Is a person’s vote determined by their race and gender? The left often thinks so. It is the norm for liberals to claim the black vote, the Latino vote, and— especially in this election—the woman vote. Madeline Albright, President Clinton’s Secretary of State, recently stated that she can’t understand why any woman would vote conservative, “frankly, I don’t understand — I mean, I’m obviously a card-carrying Democrat — but I can’t understand why any woman would want to vote for Mitt Romney, except maybe Mrs. Romney.”
Throughout the 2012 campaign, liberals constantly reiterate that the Democratic Party is the only vehicle for American women to get what they want: the ability to sue their employers for equal pay, abortions on demand, and government-provided contraceptives. As the campaign tweeted on August 27th, “Make sure the women in your life know: The GOP wants to take us back to the 1950s in women’s health.” The left is unambiguous in at least one regard: they believe that women care about different issues than men.
Liberals have even gone so far as to deny that conservative politicians truly care about women at all. Cory Booker, major of Newark, New Jersey, had strong words for conservatives who oppose abortion and claim to care about women. He said it is “like saying I love Latinos because I eat at Taco Bell.” Liberals seem to have no qualms about telling women what they should believe about their bodies and how this should affect their vote.

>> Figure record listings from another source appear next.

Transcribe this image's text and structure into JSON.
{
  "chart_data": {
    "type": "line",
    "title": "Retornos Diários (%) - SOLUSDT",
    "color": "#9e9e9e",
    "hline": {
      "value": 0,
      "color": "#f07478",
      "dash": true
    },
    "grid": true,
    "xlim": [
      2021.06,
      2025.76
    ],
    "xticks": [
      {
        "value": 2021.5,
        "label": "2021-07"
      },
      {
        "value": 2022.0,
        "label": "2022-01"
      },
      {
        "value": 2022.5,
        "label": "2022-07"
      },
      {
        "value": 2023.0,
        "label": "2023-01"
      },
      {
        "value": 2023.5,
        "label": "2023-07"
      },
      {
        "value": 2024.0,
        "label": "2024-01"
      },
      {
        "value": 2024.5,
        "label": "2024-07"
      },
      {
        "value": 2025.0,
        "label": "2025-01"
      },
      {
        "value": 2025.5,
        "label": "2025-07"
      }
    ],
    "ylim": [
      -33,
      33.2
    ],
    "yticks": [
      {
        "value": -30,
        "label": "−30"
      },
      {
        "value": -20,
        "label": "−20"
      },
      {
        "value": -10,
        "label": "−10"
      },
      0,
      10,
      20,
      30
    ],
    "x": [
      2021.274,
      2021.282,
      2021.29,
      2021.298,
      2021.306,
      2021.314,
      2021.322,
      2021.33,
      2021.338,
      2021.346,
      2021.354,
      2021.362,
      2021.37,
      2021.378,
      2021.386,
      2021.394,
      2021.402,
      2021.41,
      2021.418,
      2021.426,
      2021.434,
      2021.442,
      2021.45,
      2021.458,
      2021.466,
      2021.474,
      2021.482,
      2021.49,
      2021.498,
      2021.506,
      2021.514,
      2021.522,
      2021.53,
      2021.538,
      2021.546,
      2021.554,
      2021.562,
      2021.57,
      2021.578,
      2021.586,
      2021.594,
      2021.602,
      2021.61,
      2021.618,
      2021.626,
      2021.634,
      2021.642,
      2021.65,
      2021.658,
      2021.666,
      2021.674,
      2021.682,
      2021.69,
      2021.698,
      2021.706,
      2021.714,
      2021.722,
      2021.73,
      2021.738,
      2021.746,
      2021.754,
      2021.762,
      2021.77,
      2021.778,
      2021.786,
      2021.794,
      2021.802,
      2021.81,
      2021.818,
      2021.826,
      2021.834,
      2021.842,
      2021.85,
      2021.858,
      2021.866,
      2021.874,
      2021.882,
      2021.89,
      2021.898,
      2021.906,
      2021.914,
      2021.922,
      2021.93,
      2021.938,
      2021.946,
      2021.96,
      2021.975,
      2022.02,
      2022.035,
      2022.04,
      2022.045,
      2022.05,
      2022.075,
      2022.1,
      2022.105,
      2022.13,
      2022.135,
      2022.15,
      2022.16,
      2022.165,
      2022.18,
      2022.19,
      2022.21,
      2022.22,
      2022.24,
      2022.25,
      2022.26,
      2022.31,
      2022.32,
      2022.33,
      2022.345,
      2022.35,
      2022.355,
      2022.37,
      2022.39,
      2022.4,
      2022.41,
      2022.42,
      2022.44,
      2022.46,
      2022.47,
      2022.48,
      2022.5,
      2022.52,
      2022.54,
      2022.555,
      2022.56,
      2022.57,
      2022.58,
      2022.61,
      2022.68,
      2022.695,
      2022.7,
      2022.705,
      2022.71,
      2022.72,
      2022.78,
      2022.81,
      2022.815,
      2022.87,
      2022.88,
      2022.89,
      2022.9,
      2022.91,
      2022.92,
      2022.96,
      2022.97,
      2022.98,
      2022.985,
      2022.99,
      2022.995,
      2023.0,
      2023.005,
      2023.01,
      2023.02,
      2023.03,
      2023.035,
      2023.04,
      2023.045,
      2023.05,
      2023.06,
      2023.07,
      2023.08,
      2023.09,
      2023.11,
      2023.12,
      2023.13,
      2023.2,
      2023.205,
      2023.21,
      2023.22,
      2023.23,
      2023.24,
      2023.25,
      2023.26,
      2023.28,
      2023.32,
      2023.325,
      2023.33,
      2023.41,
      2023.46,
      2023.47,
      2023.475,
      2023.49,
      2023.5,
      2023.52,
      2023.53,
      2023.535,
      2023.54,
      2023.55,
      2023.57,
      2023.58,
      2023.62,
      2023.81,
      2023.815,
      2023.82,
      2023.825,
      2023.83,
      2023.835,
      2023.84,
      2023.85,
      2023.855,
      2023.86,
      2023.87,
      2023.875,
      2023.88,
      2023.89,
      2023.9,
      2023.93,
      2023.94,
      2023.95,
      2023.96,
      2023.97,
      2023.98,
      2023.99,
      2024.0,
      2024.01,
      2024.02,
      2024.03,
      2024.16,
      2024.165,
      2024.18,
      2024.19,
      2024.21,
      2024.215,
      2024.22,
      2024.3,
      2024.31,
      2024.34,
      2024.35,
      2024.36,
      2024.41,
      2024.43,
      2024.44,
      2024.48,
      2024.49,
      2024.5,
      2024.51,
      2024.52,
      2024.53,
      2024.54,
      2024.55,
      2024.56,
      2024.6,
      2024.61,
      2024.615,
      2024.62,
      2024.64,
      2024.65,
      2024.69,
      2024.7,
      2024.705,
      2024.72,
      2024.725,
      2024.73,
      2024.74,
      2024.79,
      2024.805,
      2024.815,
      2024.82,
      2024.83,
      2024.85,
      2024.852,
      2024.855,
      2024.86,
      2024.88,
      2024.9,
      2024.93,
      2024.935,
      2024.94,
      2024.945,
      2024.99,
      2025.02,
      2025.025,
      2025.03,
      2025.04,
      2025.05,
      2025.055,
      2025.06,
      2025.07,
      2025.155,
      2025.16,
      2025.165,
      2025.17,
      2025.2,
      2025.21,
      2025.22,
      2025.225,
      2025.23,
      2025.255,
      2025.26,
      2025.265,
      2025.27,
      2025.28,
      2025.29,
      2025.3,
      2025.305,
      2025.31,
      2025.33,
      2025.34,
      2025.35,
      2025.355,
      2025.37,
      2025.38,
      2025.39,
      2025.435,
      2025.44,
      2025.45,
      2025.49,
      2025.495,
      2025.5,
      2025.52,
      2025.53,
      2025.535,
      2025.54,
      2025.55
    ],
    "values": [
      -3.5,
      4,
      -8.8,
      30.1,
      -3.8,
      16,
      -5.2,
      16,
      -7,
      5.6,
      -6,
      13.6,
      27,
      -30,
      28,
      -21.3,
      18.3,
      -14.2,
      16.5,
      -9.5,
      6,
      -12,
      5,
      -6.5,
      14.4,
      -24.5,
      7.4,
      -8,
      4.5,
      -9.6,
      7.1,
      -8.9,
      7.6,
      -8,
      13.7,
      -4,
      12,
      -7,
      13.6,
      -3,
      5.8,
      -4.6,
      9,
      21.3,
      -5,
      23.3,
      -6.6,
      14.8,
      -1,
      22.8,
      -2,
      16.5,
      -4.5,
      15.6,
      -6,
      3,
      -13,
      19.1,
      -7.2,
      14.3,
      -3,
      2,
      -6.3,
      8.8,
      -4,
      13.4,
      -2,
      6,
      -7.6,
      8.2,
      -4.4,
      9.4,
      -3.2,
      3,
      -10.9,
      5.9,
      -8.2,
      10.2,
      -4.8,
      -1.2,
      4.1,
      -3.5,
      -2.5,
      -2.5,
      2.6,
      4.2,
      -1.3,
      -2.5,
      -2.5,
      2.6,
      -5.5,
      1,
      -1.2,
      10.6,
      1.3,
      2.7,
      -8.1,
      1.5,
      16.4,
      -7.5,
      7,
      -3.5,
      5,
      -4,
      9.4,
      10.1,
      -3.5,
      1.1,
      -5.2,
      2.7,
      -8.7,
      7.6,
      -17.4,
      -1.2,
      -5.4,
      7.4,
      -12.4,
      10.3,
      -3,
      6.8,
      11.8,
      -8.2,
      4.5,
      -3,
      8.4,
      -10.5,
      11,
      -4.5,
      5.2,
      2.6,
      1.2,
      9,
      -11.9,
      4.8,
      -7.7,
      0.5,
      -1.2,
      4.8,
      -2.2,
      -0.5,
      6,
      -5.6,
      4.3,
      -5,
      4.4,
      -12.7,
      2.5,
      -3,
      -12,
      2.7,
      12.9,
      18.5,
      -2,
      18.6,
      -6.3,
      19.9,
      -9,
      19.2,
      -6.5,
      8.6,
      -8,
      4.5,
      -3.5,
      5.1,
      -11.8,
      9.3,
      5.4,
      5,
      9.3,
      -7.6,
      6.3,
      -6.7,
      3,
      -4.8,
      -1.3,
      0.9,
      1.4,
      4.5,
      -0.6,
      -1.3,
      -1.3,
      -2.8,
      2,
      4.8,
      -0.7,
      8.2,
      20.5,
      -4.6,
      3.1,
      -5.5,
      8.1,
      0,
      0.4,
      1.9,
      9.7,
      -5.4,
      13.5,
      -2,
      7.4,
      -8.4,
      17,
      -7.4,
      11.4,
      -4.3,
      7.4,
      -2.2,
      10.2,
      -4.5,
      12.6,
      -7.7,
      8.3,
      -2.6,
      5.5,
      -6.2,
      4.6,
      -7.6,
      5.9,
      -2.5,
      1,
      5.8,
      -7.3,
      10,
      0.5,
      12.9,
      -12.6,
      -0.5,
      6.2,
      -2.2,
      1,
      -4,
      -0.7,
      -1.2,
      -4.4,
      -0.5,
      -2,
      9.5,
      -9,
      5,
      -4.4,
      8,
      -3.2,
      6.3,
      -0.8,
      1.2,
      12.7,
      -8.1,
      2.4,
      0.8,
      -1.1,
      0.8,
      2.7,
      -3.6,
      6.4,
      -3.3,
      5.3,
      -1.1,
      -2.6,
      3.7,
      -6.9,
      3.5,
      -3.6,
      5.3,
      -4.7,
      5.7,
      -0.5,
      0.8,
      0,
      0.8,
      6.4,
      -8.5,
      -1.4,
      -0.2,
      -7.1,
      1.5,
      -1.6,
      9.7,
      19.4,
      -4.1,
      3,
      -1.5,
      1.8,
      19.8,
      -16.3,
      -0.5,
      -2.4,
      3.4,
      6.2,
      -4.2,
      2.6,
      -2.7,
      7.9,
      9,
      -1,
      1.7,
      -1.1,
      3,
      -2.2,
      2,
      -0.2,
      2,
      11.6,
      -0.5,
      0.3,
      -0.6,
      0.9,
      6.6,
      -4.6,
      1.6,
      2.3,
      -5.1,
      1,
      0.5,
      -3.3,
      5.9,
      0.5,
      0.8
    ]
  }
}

The female vote is crucial for the left. They were a major factor in President Obama’s victory. In the 2008 election, 8 million more women voted than men. And 56 percent of them voted Democrat, 13 points over women who voted Republican. In the tight 2000 Bush/Gore race, Gore won women by 11 points. In 2004, Kerry lost by a larger margin when he won women by a paltry 3 points. Appealing to women in any campaign is a must, but it is a necessity for the left.
The arguments the left has pitched women this year are working well for them: though the national polls are even, Democrats still lead Republicans by 8 points among women. Will the liberals walk away with the 15 point lead that they had in 2008? Are the liberals correct that abortion and contraceptive rights are the key issues for women in 2012?
Women always matter in elections, but with the 2012 race tied up, they have a remarkable weight in this election. The real question is what matters to women. Conservatives are betting that men and women are struggling with the same concerns and will respond to their message about those issues.
As much as commercials focus on abortion and contraceptives, these may not be the issues that women will vote on in 2012. A poll conducted by Lifetime Television found that “Jobs and the economy are the top voting issues for women in the 2012 elections. This is true across disparate demographic and political groups. Health care and education are women’s second and third priorities, respectively.”
In fact, though the Lifetime poll discovered many women still preferred Obama to Romney, they found that a majority of the women were insulted by the constant attention to abortion and contraception. Celinda Lake, who conducted the poll for Lifetime, reported: “Women want to know, why are we talking about this at all? Why aren’t we focusing on the economy?”
This is what politicians should know as they reach out to women: women care about the same economic and social issues men care about. The Wall Street Journal reported on the Romney strategy to turn out the female vote: focus on the 8.3% unemployment. It’s the same message they are communicating to men. When asked about which women might vote conservative, Kirsten Kukowski of the Republican National Committee answered, “the millions of American women unemployed, underemployed, or constantly worrying about filling the gas tank or putting food on the table.” Of course, many women who are struggling will doubtless decide to vote for liberal candidates.
The truth is that both men and women have a stake in every issue. Some politicians and pundits suggest that women will vote only on social issues (and only vote one way) and ignore the other major issues on the table — such as the economy with its 8.3% unemployment, the mess of our healthcare system, declining education standards – but they are mistaken.
While the left and right have contrasting visions for America, those visions are not uniquely male or female. American citizens are not presorted by gender.